7. Limitations, Open Problems, and Future Directions
Despite progress, several challenges remain:
- Dynamic Packing and Scheduling: Existing auto-packing is limited; end-to-end co-optimization for heterogenous, variable-sized jobs with real-time device calibration is a key research frontier (Kakuko et al., 31 Jul 2025, Zhao et al., 3 Jan 2026).
- Mitigation of Non-local Errors: Full-stack, pulse-aware crosstalk mitigation and more granular calibration for large-scale devices are under active development.
- Extended Applicability: Adaptive partitioning and compilation for dynamically generated, data-dependent circuits remains unresolved; FLAMENCO’s multi-executable model excels in repeated workloads but not in dynamic-program settings (Zhao et al., 3 Jan 2026).

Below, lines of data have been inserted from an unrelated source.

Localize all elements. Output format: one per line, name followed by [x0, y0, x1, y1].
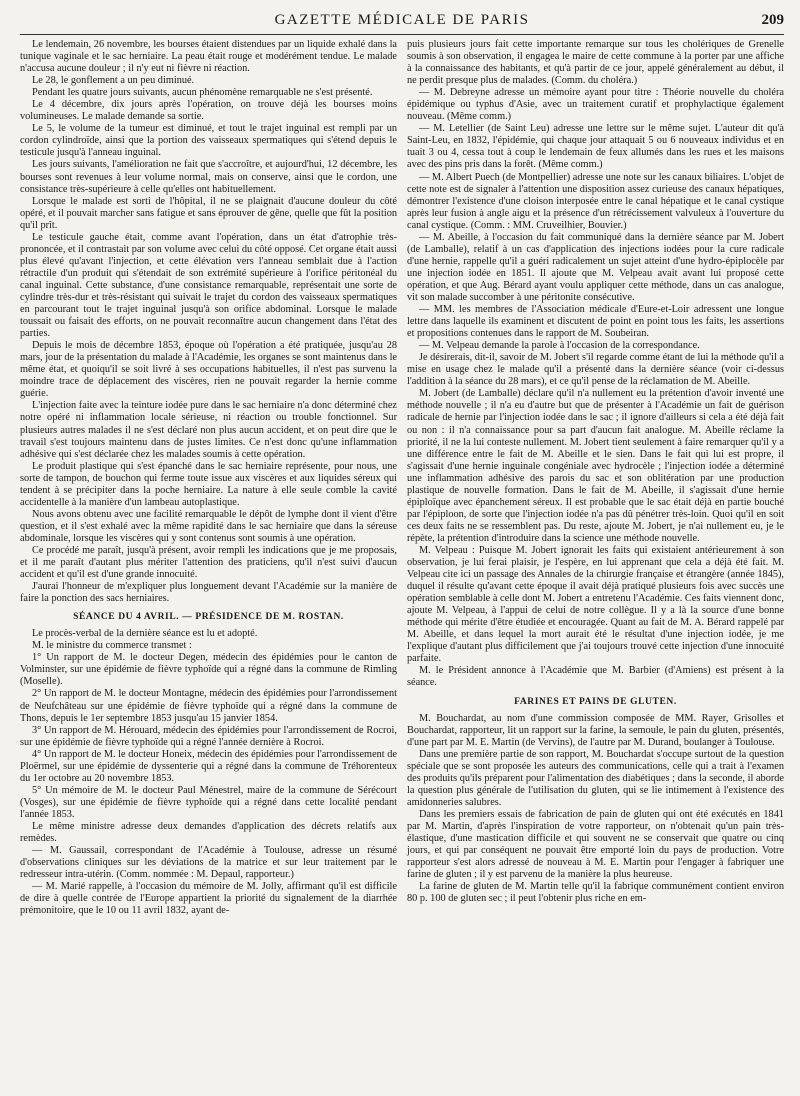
paragraph: Le même ministre adresse deux demandes d'application des décrets relatifs aux remèdes.: [20, 821, 397, 845]
paragraph: — M. Debreyne adresse un mémoire ayant pour titre : Théorie nouvelle du choléra épidémique ou typhus d'Asie, avec un traitement curatif et prophylactique également nouveau. (Même comm.): [407, 87, 784, 123]
page-number: 209: [761, 12, 784, 28]
paragraph: M. le Président annonce à l'Académie que M. Barbier (d'Amiens) est présent à la séance.: [407, 665, 784, 689]
paragraph: M. le ministre du commerce transmet :: [32, 640, 192, 652]
journal-title: GAZETTE MÉDICALE DE PARIS: [274, 12, 530, 28]
paragraph: Les jours suivants, l'amélioration ne fait que s'accroître, et aujourd'hui, 12 décembre, les bourses sont revenues à leur volume normal, mais on conserve, ainsi que le cordon, une consistance très-supérieure à celle qu'elles ont habituellement.: [20, 159, 397, 195]
paragraph: M. Velpeau : Puisque M. Jobert ignorait les faits qui existaient antérieurement à son observation, je lui ferai plaisir, je l'espère, en lui apprenant que cela a déjà été fait. M. Velpeau cite ici un passage des Annales de la chirurgie française et étrangère (année 1845), duquel il résulte qu'avant cette époque il avait déjà pratiqué plusieurs fois avec succès une opération semblable à celle dont M. Jobert a entretenu l'Académie. Ces faits viennent donc, ajoute M. Velpeau, à l'appui de celui de notre collègue. Il y a là la source d'une bonne méthode qui mérite d'être étudiée et encouragée. Quant au fait de M. A. Bérard rappelé par M. Abeille, et dans lequel la mort aurait été le résultat d'une injection iodée, je me l'explique d'autant plus difficilement que j'ai toujours trouvé cette injection d'une innocuité parfaite.: [407, 544, 784, 665]
paragraph: 5° Un mémoire de M. le docteur Paul Ménestrel, maire de la commune de Sérécourt (Vosges), sur une épidémie de fièvre typhoïde qui a régné dans cette localité pendant l'année 1853.: [20, 784, 397, 820]
paragraph: Le 5, le volume de la tumeur est diminué, et tout le trajet inguinal est rempli par un cordon cylindroïde, ainsi que la portion des vaisseaux spermatiques qui s'étend depuis le testicule jusqu'à l'anneau inguinal.: [20, 123, 397, 159]
paragraph: M. Bouchardat, au nom d'une commission composée de MM. Rayer, Grisolles et Bouchardat, rapporteur, lit un rapport sur la farine, la semoule, le pain du gluten, présentés, d'une part par M. E. Martin (de Vervins), de l'autre par M. Durand, boulanger à Toulouse.: [407, 712, 784, 748]
left-column: [20, 39, 397, 917]
right-column: [407, 39, 784, 917]
paragraph: Depuis le mois de décembre 1853, époque où l'opération a été pratiquée, jusqu'au 28 mars, jour de la présentation du malade à l'Académie, les organes se sont maintenus dans le même état, et quoiqu'il se soit livré à ses occupations habituelles, il n'est pas survenu la moindre trace de déplacement des viscères, rien ne pouvait regarder la hernie comme guérie.: [20, 340, 397, 400]
paragraph: 2° Un rapport de M. le docteur Montagne, médecin des épidémies pour l'arrondissement de Neufchâteau sur une épidémie de fièvre typhoïde qui a régné dans la commune de Thons, depuis le 1er septembre 1853 jusqu'au 15 janvier 1854.: [20, 688, 397, 724]
paragraph: Lorsque le malade est sorti de l'hôpital, il ne se plaignait d'aucune douleur du côté opéré, et il pouvait marcher sans fatigue et sans éprouver de gêne, quelle que fût la position qu'il prît.: [20, 195, 397, 231]
paragraph: — M. Velpeau demande la parole à l'occasion de la correspondance.: [419, 340, 700, 352]
paragraph: La farine de gluten de M. Martin telle qu'il la fabrique communément contient environ 80 p. 100 de gluten sec ; il peut l'obtenir plus riche en em-: [407, 881, 784, 905]
paragraph: Je désirerais, dit-il, savoir de M. Jobert s'il regarde comme étant de lui la méthode qu'il a mise en usage chez le malade qu'il a présenté dans la dernière séance (voir ci-dessus l'addition à la séance du 28 mars), et ce qu'il pense de la réclamation de M. Abeille.: [407, 352, 784, 388]
paragraph: Dans les premiers essais de fabrication de pain de gluten qui ont été exécutés en 1841 par M. Martin, d'après l'inspiration de votre rapporteur, on n'obtenait qu'un pain très-élastique, d'une mastication difficile et qui souvent ne se conservait que quatre ou cinq jours, et qui par conséquent ne pouvait être emporté loin du pays de production. Votre rapporteur s'est alors adressé de nouveau à M. E. Martin pour l'engager à fabriquer une farine de gluten ; il y est parvenu de la manière la plus heureuse.: [407, 808, 784, 881]
paragraph: — M. Gaussail, correspondant de l'Académie à Toulouse, adresse un résumé d'observations cliniques sur les déviations de la matrice et sur leur traitement par le redresseur intra-utérin. (Comm. nommée : M. Depaul, rapporteur.): [20, 845, 397, 881]
paragraph: — M. Letellier (de Saint Leu) adresse une lettre sur le même sujet. L'auteur dit qu'à Saint-Leu, en 1832, l'épidémie, qui chaque jour attaquait 5 ou 6 nouveaux individus et en tuait 3 ou 4, cessa tout à coup le lendemain de feux allumés dans les rues et les maisons avec des pins pris dans la forêt. (Même comm.): [407, 123, 784, 171]
paragraph: 4° Un rapport de M. le docteur Honeix, médecin des épidémies pour l'arrondissement de Ploërmel, sur une épidémie de dyssenterie qui a régné dans la commune de Tréhorenteux du 1er octobre au 20 novembre 1853.: [20, 748, 397, 784]
paragraph: 1° Un rapport de M. le docteur Degen, médecin des épidémies pour le canton de Volminster, sur une épidémie de fièvre typhoïde qui a régné dans la commune de Rimling (Moselle).: [20, 652, 397, 688]
paragraph: 3° Un rapport de M. Hérouard, médecin des épidémies pour l'arrondissement de Rocroi, sur une épidémie de fièvre typhoïde qui a régné l'année dernière à Rocroi.: [20, 724, 397, 748]
paragraph: Le 28, le gonflement a un peu diminué.: [32, 75, 195, 87]
paragraph: Le procès-verbal de la dernière séance est lu et adopté.: [32, 628, 258, 640]
paragraph: — M. Abeille, à l'occasion du fait communiqué dans la dernière séance par M. Jobert (de Lamballe), relatif à un cas d'application des injections iodées pour la cure radicale d'une hernie, rappelle qu'il a guéri radicalement un sujet atteint d'une hydro-épiplocèle par une injection iodée en 1851. Il ajoute que M. Velpeau avait avant lui proposé cette opération, et que Aug. Bérard ayant voulu appliquer cette méthode, dans un cas analogue, vit son malade succomber à une péritonite consécutive.: [407, 231, 784, 303]
paragraph: Le testicule gauche était, comme avant l'opération, dans un état d'atrophie très-prononcée, et il contrastait par son volume avec celui du côté opposé. Cet organe était aussi plus élevé qu'avant l'injection, et cette élévation vers l'anneau semblait due à l'action rétractile d'un produit qui s'étendait de son extrémité supérieure à l'orifice péritonéal du canal inguinal. Cette substance, d'une consistance remarquable, représentait une sorte de cylindre très-dur et très-résistant qui suivait le trajet du cordon des vaisseaux spermatiques en parcourant tout le trajet inguinal jusqu'à son orifice abdominal. Lorsque le malade toussait ou faisait des efforts, on ne pouvait reconnaître aucun changement dans l'état des parties.: [20, 231, 397, 340]
paragraph: puis plusieurs jours fait cette importante remarque sur tous les cholériques de Grenelle soumis à son observation, il engagea le maire de cette commune à la porter par une affiche à la connaissance des habitants, et qu'à partir de ce jour, appelé généralement au début, il ne perdit presque plus de malades. (Comm. du choléra.): [407, 39, 784, 87]
paragraph: Le 4 décembre, dix jours après l'opération, on trouve déjà les bourses moins volumineuses. Le malade demande sa sortie.: [20, 99, 397, 123]
paragraph: Dans une première partie de son rapport, M. Bouchardat s'occupe surtout de la question spéciale que se sont proposée les auteurs des communications, celle qui a trait à l'examen des produits qu'ils préparent pour l'alimentation des diabétiques ; dans la seconde, il aborde la question plus générale de l'utilisation du gluten, qui se lie intimement à l'existence des amidonneries salubres.: [407, 748, 784, 808]
section-heading: FARINES ET PAINS DE GLUTEN.: [514, 696, 677, 707]
text-columns: [20, 39, 784, 917]
paragraph: M. Jobert (de Lamballe) déclare qu'il n'a nullement eu la prétention d'avoir inventé une méthode nouvelle ; il n'a eu d'autre but que de présenter à l'Académie un fait de guérison radicale de hernie par l'injection iodée dans le sac ; il ignore d'ailleurs si cela a été déjà fait ou non : il n'a connaissance pour sa part d'aucun fait analogue. M. Abeille réclame la priorité, il ne la lui conteste nullement. M. Jobert tient seulement à faire remarquer qu'il y a une différence entre le fait de M. Abeille et le sien. Dans le fait qui lui est propre, il s'agissait d'une hernie inguinale congéniale avec hydrocèle ; l'injection iodée a déterminé une inflammation adhésive des parois du sac et son oblitération par une production plastique de nouvelle formation. Dans le fait de M. Abeille, il s'agissait d'une hernie épiploïque avec épanchement séreux. Il est probable que le sac était déjà en partie bouché par l'épiploon, de sorte que l'injection iodée n'a pas dû pénétrer très-loin. Quoi qu'il en soit ces deux faits ne se ressemblent pas. Du reste, ajoute M. Jobert, je n'ai nullement eu, je le répète, la prétention d'introduire dans la science une méthode nouvelle.: [407, 388, 784, 544]
page-header: [20, 10, 784, 35]
paragraph: Le produit plastique qui s'est épanché dans le sac herniaire représente, pour nous, une sorte de tampon, de bouchon qui ferme toute issue aux viscères et aux liquides séreux qui tendent à se précipiter dans la poche herniaire. La nature à elle seule comble la cavité accidentelle à la manière d'un lambeau autoplastique.: [20, 460, 397, 508]
paragraph: — M. Marié rappelle, à l'occasion du mémoire de M. Jolly, affirmant qu'il est difficile de dire à quelle contrée de l'Europe appartient la priorité du signalement de la diarrhée prémonitoire, que le 10 ou 11 avril 1832, ayant de-: [20, 881, 397, 917]
paragraph: Le lendemain, 26 novembre, les bourses étaient distendues par un liquide exhalé dans la tunique vaginale et le sac herniaire. La peau était rouge et modérément tendue. Le malade n'accusa aucune douleur ; il n'y eut ni fièvre ni réaction.: [20, 39, 397, 75]
paragraph: L'injection faite avec la teinture iodée pure dans le sac herniaire n'a donc déterminé chez notre opéré ni inflammation locale sérieuse, ni réaction ou trouble fonctionnel. Sur plusieurs autres malades il ne s'est déclaré non plus aucun accident, et on peut dire que le travail s'est toujours maintenu dans de justes limites. Ce n'est donc qu'une inflammation adhésive qui s'est déclarée chez les malades soumis à cette opération.: [20, 400, 397, 460]
session-heading: SÉANCE DU 4 AVRIL. — PRÉSIDENCE DE M. ROSTAN.: [73, 612, 344, 623]
paragraph: Nous avons obtenu avec une facilité remarquable le dépôt de lymphe dont il vient d'être question, et il s'est exhalé avec la même rapidité dans le sac herniaire que dans la séreuse abdominale, lorsque les viscères qui y sont contenus sont soumis à une opération.: [20, 508, 397, 544]
paragraph: — MM. les membres de l'Association médicale d'Eure-et-Loir adressent une longue lettre dans laquelle ils examinent et discutent de point en point tous les faits, les assertions et propositions contenues dans le rapport de M. Soubeiran.: [407, 304, 784, 340]
paragraph: Ce procédé me paraît, jusqu'à présent, avoir rempli les indications que je me proposais, et il me paraît d'autant plus mériter l'attention des praticiens, qu'il n'est suivi d'aucun accident et qu'il est d'une grande innocuité.: [20, 544, 397, 581]
paragraph: J'aurai l'honneur de m'expliquer plus longuement devant l'Académie sur la manière de faire la ponction des sacs herniaires.: [20, 581, 397, 605]
paragraph: — M. Albert Puech (de Montpellier) adresse une note sur les canaux biliaires. L'objet de cette note est de signaler à l'attention une disposition assez curieuse des canaux hépatiques, démontrer l'existence d'une cloison interposée entre le canal hépatique et le canal cystique après leur fusion à angle aigu et la présence d'un rétrécissement valvuleux à l'ouverture du canal cystique. (Comm. : MM. Cruveilhier, Bouvier.): [407, 171, 784, 231]
paragraph: Pendant les quatre jours suivants, aucun phénomène remarquable ne s'est présenté.: [32, 87, 373, 99]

- Fairness and Utilization: High-fidelity scheduling for large concurrent jobs may disadvantage smaller jobs or reduce aggregate utilization, especially with strict non-overlap policies (Zhao et al., 3 Jan 2026).
- Hardware Scalability: As platforms move to hundreds of qubits, hardware-aware, scalable MPQC abstractions and OS-style schedulers (e.g., the DYNAMO approach for neutral atom QPUs) will grow in importance (Sun et al., 7 Jul 2025).
- Security & Composability: In cryptographic MPQC, minimum quantum round-complexity is established, but realizing two-round, universally composable secure protocols beyond CRS and quantum oracles is likely impossible (Bartusek et al., 2020).
Continued advancement in MPQC demands coordinated innovation across hardware architectures, compiler theory, error-mitigation pipelines, and cloud systems, with emphasis on automated scheduling, multi-party security, and platform-specific adaptation.